Patricia Conway, right, says her daughter, Carol Bulman, is “very energetic,” just like her father, Jack Conway. Richard Cahill has known Jack Conway’s daughter, Carol Bulman, since she was a young girl hanging around her father’s real estate offices.

“I remember I opened the Quincy office in 1975,” said Cahill, who has worked at Jack Conway & Co. for 36 years. “We had a cake with a picture of a house on it. The photographer asked her to tilt the cake, and it slid right onto the floor.”

Cahill, now a Conway regional vice president, said he watched Bulman grow into a successful businesswoman and community leader.

In December 2009, Bulman became chief executive of Jack Conway & Co., the 55-year-old real estate company founded by her father.

The day she was handed the ceremonial key to the business “was one of the happiest days of all the years I have worked here,” Cahill said. “It assures that Jack’s legacy will continue, and it brings youth and longevity to the company and assures all the agents, who are younger, that they have a future here.”

Bulman’s mother, Patricia Conway, said she isn’t surprised Bulman ended up succeeding her father in the business.

Of their three children, she said, Bulman is “the most like her father – very energetic.”

Bulman said she started working in her father’s real estate company when she was 14 years old.

“Our headquarters used to be in Hanover,” she recalled. “My mom would drive me. I worked in the accounting department, and we had no computers, so I did a lot of adding.”

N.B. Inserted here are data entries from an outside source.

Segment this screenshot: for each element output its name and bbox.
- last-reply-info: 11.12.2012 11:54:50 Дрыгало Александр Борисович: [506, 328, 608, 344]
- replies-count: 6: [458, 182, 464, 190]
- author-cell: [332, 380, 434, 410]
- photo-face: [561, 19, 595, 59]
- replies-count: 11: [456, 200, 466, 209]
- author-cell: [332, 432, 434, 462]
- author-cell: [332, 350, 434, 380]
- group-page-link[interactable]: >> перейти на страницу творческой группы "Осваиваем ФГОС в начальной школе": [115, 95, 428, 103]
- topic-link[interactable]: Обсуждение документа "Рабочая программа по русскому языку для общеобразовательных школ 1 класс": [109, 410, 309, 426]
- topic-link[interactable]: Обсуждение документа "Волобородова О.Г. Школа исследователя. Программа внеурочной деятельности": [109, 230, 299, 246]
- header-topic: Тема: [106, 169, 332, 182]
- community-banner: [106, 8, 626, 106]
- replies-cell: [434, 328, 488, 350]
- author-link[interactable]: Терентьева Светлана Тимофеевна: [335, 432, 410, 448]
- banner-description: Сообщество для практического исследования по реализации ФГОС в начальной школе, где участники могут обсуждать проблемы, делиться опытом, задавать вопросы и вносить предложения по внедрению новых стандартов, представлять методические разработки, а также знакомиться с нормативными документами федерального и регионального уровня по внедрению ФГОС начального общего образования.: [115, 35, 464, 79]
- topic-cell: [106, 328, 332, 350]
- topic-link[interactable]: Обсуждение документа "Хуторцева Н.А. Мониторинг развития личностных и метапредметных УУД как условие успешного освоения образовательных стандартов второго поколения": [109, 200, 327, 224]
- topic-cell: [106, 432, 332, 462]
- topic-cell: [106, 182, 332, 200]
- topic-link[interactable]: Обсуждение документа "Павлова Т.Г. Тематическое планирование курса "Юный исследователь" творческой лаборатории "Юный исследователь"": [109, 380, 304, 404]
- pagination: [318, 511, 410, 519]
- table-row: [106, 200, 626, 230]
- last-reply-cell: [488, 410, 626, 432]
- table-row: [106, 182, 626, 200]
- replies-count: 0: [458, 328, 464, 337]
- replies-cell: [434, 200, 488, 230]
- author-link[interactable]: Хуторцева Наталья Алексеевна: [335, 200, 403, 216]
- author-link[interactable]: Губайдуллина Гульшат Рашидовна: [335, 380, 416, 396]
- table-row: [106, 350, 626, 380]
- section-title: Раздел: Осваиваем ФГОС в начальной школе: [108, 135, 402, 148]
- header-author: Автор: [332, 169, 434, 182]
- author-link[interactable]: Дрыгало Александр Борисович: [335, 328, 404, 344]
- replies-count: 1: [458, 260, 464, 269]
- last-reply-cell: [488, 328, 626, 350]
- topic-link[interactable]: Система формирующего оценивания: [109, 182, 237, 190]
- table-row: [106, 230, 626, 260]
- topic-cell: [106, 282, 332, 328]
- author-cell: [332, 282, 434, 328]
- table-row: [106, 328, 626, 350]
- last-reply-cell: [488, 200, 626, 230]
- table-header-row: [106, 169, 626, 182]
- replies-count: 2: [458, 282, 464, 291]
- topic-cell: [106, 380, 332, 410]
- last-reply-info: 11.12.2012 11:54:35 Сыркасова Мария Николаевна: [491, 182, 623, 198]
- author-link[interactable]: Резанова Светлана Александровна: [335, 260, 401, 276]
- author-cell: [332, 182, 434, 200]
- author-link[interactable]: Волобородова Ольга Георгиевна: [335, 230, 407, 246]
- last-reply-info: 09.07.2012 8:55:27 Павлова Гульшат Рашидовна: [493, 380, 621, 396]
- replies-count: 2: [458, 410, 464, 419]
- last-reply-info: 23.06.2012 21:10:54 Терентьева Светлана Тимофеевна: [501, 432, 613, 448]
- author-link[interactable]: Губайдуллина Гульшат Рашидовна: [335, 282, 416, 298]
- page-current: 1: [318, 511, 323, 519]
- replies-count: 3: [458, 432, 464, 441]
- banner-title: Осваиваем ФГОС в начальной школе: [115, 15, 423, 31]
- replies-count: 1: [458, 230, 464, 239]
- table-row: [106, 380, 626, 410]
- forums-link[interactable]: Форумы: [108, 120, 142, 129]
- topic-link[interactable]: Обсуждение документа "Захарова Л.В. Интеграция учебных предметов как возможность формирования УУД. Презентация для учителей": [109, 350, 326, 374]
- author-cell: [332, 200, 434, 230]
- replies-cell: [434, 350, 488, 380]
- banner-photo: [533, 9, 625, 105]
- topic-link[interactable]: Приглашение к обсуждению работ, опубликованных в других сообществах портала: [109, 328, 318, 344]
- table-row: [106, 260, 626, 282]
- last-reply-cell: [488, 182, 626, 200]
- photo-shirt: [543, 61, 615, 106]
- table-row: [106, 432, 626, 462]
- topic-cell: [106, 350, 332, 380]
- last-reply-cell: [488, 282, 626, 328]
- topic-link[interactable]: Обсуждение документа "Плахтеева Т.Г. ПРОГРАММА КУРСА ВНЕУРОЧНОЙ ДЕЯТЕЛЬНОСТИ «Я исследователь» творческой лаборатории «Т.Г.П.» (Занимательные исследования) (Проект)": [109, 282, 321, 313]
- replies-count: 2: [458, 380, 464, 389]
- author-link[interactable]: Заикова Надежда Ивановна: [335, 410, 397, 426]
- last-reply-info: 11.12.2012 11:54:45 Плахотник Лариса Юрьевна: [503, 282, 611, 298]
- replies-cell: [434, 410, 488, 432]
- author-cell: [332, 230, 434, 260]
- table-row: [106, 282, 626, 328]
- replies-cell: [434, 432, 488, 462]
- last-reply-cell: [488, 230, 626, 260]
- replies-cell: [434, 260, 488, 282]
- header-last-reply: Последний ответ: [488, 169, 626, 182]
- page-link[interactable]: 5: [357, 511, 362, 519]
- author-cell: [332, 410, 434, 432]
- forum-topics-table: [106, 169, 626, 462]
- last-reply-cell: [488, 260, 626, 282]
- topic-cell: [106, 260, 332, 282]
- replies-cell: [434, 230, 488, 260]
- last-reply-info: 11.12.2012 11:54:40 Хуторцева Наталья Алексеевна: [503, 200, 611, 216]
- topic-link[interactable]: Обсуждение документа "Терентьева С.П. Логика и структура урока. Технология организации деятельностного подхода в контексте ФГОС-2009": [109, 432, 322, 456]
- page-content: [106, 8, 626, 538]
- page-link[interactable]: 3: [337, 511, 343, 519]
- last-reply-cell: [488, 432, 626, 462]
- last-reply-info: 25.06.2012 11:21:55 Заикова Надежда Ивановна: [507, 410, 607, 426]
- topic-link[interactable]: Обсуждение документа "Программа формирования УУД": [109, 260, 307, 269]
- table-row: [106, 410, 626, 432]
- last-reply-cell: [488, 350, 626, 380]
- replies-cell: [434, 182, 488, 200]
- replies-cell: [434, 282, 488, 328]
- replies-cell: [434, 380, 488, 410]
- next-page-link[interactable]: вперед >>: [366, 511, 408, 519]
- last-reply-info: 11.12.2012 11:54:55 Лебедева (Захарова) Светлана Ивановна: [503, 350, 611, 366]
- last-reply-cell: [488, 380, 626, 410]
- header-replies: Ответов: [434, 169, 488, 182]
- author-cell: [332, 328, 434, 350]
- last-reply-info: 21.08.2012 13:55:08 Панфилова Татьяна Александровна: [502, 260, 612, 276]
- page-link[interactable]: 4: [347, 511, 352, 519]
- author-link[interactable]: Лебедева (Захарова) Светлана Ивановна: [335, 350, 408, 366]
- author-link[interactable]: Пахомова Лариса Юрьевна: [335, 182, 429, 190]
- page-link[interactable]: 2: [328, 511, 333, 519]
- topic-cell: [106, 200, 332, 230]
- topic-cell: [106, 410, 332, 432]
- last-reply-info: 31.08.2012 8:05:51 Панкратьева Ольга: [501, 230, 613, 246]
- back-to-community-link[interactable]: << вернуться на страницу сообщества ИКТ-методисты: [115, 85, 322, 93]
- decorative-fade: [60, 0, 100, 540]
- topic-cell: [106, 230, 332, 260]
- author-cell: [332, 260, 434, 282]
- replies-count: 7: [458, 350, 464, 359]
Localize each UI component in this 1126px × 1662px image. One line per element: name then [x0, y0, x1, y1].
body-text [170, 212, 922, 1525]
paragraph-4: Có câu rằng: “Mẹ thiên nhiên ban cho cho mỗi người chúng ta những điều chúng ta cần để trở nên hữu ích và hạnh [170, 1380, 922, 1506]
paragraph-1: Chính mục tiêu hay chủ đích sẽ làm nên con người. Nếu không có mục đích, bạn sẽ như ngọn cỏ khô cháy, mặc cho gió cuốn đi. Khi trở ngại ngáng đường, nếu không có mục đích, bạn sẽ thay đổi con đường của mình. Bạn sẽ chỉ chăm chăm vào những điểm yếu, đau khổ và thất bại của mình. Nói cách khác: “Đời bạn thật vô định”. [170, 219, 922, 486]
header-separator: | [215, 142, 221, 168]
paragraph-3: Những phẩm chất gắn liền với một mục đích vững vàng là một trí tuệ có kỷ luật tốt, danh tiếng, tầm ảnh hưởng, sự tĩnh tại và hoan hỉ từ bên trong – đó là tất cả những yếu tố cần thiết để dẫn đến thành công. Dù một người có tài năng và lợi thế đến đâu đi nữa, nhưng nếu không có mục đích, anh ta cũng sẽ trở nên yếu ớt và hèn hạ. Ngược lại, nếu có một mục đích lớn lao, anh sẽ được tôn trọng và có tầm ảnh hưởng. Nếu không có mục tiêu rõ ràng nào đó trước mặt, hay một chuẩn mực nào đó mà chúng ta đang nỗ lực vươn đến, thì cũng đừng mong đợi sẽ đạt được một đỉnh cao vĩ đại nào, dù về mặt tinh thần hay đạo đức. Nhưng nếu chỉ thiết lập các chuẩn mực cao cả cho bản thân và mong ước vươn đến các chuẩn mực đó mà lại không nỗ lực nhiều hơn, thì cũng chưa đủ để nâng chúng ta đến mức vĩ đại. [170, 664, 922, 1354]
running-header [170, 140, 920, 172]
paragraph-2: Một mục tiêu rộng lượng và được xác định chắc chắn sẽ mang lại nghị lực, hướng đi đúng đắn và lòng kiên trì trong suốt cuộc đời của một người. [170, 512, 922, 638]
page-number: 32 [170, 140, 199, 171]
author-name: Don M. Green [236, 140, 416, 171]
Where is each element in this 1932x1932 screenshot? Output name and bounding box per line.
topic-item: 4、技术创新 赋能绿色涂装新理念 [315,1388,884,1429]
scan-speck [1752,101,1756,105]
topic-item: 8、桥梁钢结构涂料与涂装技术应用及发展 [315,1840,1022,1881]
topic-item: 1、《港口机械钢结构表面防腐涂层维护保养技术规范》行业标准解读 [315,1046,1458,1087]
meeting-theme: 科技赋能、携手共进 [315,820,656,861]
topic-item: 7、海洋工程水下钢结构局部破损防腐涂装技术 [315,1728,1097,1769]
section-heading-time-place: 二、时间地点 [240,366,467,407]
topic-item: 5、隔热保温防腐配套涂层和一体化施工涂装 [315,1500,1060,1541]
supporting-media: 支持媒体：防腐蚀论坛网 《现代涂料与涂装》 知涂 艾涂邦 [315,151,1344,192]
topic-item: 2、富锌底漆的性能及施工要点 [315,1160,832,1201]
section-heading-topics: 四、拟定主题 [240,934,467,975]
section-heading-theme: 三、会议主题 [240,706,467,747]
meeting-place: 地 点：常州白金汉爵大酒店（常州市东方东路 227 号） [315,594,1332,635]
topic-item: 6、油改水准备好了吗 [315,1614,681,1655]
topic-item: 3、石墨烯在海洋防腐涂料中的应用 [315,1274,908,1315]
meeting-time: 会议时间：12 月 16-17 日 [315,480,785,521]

After college, she worked in various roles at her father’s company for almost 18 years before leaving in 2002. She spent seven years in the mortgage lending industry, then returned to Conway, the largest independently locally-owned real estate company in New England.

 

‘Nothing Like A Good Recession’

Since becoming chief executive, Bulman has put her own stamp on the company – consolidating some offices, shifting team responsibilities, entering new markets and preparing for future growth.

“I’ve said to our team, ‘There’s nothing like a good recession to make us all work hard,’” she said. “We’ve been working leaner and more efficiently.”

Despite the real estate market slowdown, Conway has expanded in the past two years. It bought a small real estate company in Dartmouth with two offices, and reopened offices in New Bedford and North Attleboro.

And in a bold move, Bulman spearheaded the iconic South Shore real estate company’s move into the North Shore, opening an office last year in Swampscott.

For years, Bulman said, her father and longtime North Shore Realtor Dick Carlson had a gentleman’s agreement that neither would cross into each other’s territory.

After Carlson sold his business to GMAC, however, Bulman was approached by former GMAC Carlson manager Tim Knowlton, with an offer to join forces.

Conway now has 42 offices, from the North Shore to Cape Cod. New offices, like the one in Swampscott, will serve several communities – a more efficient model than the one-office-per-town model of the past, according to Bulman.

Conway has subsidiaries which specialize in relocation and senior services, and also has an association with Wells Fargo’s mortgage division. With the Cape and South Shore market thoroughly covered, continued growth for those divisions will likely necessitate an expansion of the firm’s footprint into a larger market area.

Bulman said her goal is to “keep the company strong in its existing footprint and cautiously push out.”

 

Family Role

Jack Conway, 87, remains chairman of the firm and is active in the company. Her mother, who Bulman describes as a “great bookkeeper,” works occasionally on special projects.

Christopher Haraden, Conway’s director of agent services, said the family’s involvement is critical to the firm’s success.

“We have Jack’s long history, where he’s seen the ups and downs of the market, and Carol’s energy of looking to the future,” he said.

Cahill, who has held many positions with Conway, including as president, said Bulman is energizing the company and everyone who works for it.

“I think she’s terrific,” Cahill said.

Bulman is a graduate of Providence College. She and her husband, Michael, have four children and one grandchild.